Panasonic suffers first net loss in 9 years in April to June

Electronics maker reports a $93m loss as COVID-19 saps sales

Panasonic announced on July 30 a $93 million net loss for the April to June period, as its home appliance and automotive components businesses were hit by the coronavirus pandemic.

TOKYO -- Panasonic logged a net loss of 9.8 billion yen ($93 million) in the April to June quarter, the Japanese electronics company announced Thursday, marking its first net loss for the April to June quarter in nine years, as the coronavirus pandemic battered sales.

Panasonic's operating profit plummeted 93% to 3.7 billion yen, dragged lower by weak sales, with revenue falling to 1.3 trillion yen, down 26% versus the same period a year earlier.
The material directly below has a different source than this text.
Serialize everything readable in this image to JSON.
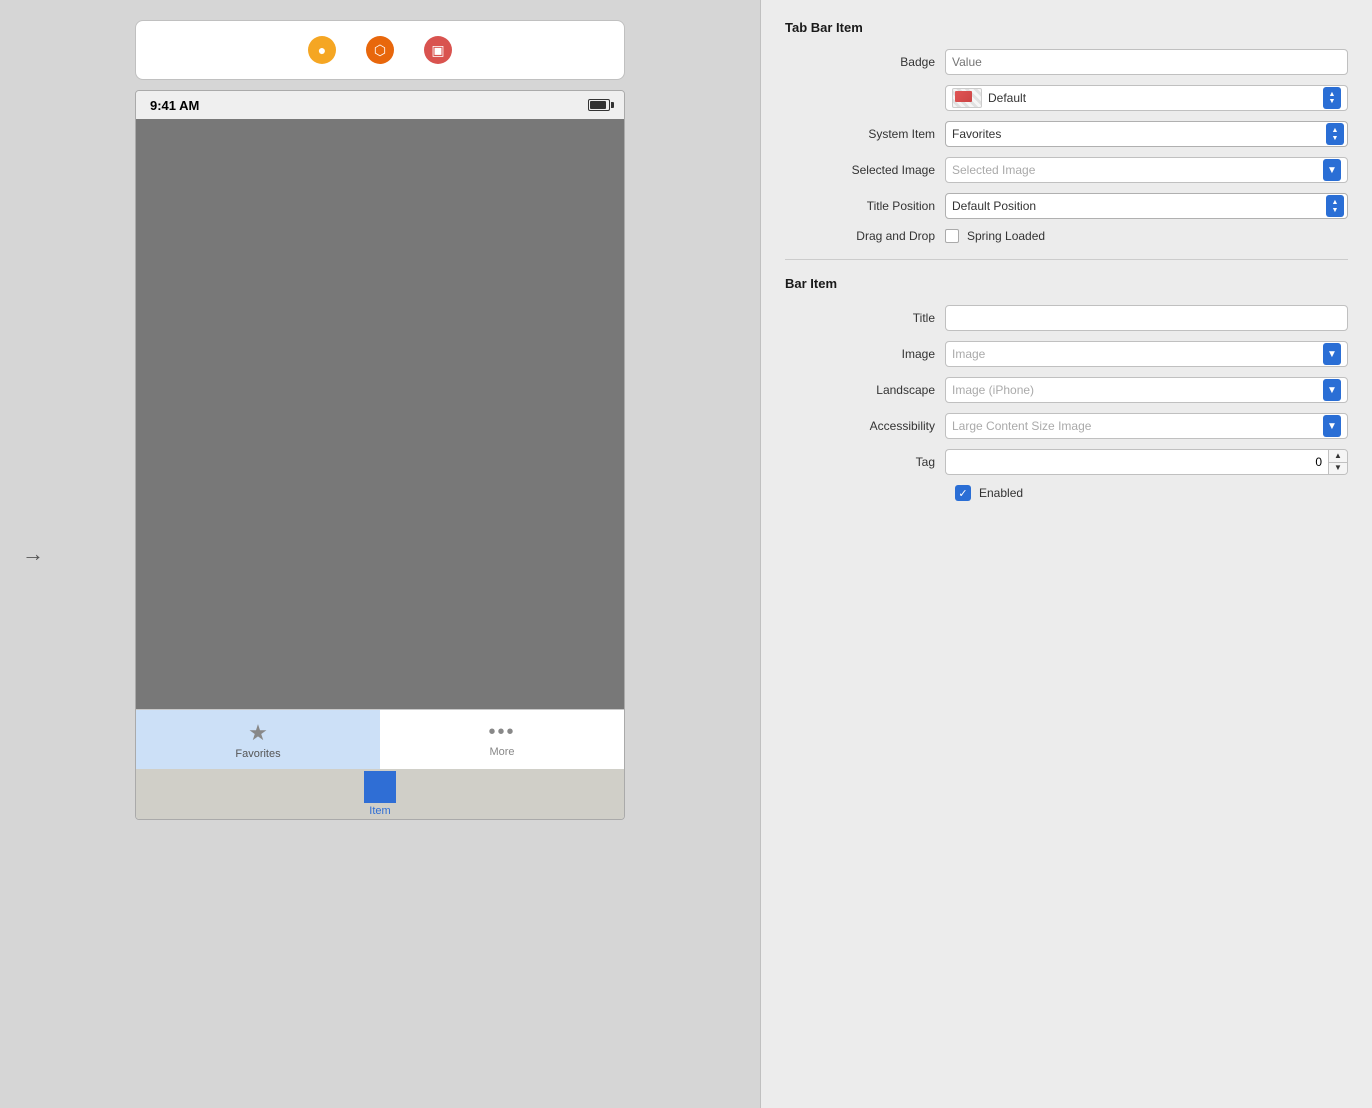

The Osaka-based company blamed the lackluster performance on the pandemic, which hurt sales of home appliances, as well as automotive and aviation products.

Panasonic also revealed its forecast for this fiscal year ending in March 2021, forecasting its net profit to plunge 56% to 100 billion yen. It predicts operating profit will decline 49% to 150 billion yen and a 13% fall in revenue to 6.5 trillion yen.

The company forecasts sales will decline around 20% in its life solutions business, as people hold back on buying appliances, such as lighting equipment, and new residential construction declines. Weaker demand for automotive components is also expected to hit the company's earnings.

Panasonic faced headwinds last year, as it struggled to sell home appliances and automotive electronics. Earlier this year it also suffered as factories were shut down due to the spread of COVID-19.

As a result, the Japanese company posted a 21% fall in net profit to 225 billion yen for the year ended March, while sales slipped 6% to 7.4 trillion yen.

The poor results come as Panasonic tries to lift profitability by shaking up its business portfolio.

On Thursday, the company also revealed that it has canceled its partnership with Chinese photovoltaic module manufacturer GS-Solar, which Panasonic had hoped would lift its solar panel business.

Last year, the two companies agreed to set up a joint venture. Panasonic had planned to transfer its solar panel manufacturing subsidiary to GS-Solar.

Panasonic cited the Chinese company's failure to meet the terms of the agreement for canceling the deal, stating that it will "take resolute measures, including possible legal action, against GS-Solar for breach of contract."